Logo Polskiego Radia
POSŁUCHAJ
PAP
Katarzyna Karaś 30.07.2013

Tak upalnie jak teraz było w Warszawie... 19 lat temu

Odnotowana w poniedziałek w stolicy temperatura, 35,9 stopni Celsjusza, dorównuje lipcowemu rekordowi, jaki padł 30 lipca 1994 roku - powiedziała prof. Halina Lorenc z Instytutu Meteorologii i Gospodarki Wodnej (IMGW).

Nie udało się jednak pobić lipcowego rekordu z początku XX wieku - 17 lipca 1904 roku termometry w Warszawie pokazały 37,1 stopnia Celsjusza. Daleko było też od lipcowego rekordu pogodowego dla całej Polski. 29 lipca 1921 roku w rejonie Prószkowa koło Opola odnotowano 40,2 stopnia Celsjusza.
Prof. Lorenc podkreśliła, że fale upałów są naturalnie związane z klimatem Polski, choć ostatnio powtarzają się częściej niż dawniej. - Obecnie takie cykle temperatury powtarzają się nawet w skali miesiąca, jak np. w 2012 roku, kiedy w centralnej części Polski mieliśmy w lipcu aż trzy fale upałów. W czasie ich trwania temperatura przekraczała 30 stopni Celsjusza i utrzymywała się dłużej niż przez trzy dni - przypomniała. Klimatolog dodała, że dawniej temperatury notowane w czasie fal upałów wynosiły z reguły 30-31 stopni, a obecnie mają ok. 35.
Częste i intensywne fale upałów są do Polski przynoszone przez układy baryczne powodujące tzw. blokadę wyżową. Blokady tej nie są w stanie pokonać ośrodki niżowe, przemieszczające się przeważnie z zachodu i z południowego zachodu. - Nad Polską zalega wtedy obszar podwyższonego ciśnienia, zablokowany od wschodu i zachodu pomiędzy ośrodkami niżowymi.

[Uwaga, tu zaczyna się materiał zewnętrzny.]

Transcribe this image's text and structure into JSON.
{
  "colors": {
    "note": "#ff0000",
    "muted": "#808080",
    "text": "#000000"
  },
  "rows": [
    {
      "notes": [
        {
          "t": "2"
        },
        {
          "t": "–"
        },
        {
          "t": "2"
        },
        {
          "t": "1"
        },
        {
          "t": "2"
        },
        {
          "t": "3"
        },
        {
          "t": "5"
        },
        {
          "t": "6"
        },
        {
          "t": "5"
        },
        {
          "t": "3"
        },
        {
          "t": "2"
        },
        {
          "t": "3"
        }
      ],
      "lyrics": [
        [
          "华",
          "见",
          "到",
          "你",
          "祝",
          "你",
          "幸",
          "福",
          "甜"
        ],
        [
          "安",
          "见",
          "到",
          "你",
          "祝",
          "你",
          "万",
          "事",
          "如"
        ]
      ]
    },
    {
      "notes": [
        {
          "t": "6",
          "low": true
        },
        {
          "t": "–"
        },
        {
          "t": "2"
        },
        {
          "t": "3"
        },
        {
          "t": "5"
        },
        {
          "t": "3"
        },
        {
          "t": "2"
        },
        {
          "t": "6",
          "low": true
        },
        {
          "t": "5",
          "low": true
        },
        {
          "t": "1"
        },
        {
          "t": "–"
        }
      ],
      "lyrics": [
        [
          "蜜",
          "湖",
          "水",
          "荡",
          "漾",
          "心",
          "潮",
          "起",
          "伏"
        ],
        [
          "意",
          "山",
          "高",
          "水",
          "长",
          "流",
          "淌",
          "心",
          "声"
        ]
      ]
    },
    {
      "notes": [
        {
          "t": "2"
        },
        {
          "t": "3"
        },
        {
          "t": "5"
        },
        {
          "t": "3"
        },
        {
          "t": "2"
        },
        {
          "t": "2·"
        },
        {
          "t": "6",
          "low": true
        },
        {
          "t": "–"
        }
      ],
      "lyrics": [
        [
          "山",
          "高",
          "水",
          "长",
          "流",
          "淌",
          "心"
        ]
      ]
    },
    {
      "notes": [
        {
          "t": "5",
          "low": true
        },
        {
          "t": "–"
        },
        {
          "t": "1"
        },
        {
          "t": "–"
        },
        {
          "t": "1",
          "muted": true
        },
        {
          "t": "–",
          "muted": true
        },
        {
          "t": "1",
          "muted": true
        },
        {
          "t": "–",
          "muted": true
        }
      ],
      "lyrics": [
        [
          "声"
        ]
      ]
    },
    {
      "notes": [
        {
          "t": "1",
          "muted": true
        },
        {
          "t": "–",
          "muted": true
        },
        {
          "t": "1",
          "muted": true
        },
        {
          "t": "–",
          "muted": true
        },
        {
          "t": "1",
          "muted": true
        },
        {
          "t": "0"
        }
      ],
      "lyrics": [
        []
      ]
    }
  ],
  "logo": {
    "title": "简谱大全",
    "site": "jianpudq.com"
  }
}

Za "okresy tropikalnej pogody" odpowiadają masy powietrza, napływające do nas znad Afryki. Wszędzie, gdzie docierają, trafia również pył z afrykańskiego piasku. W konsekwencji na pewnych wysokościach dochodzi dodatkowo do zmętnienia atmosfery - wytłumaczyła klimatolog.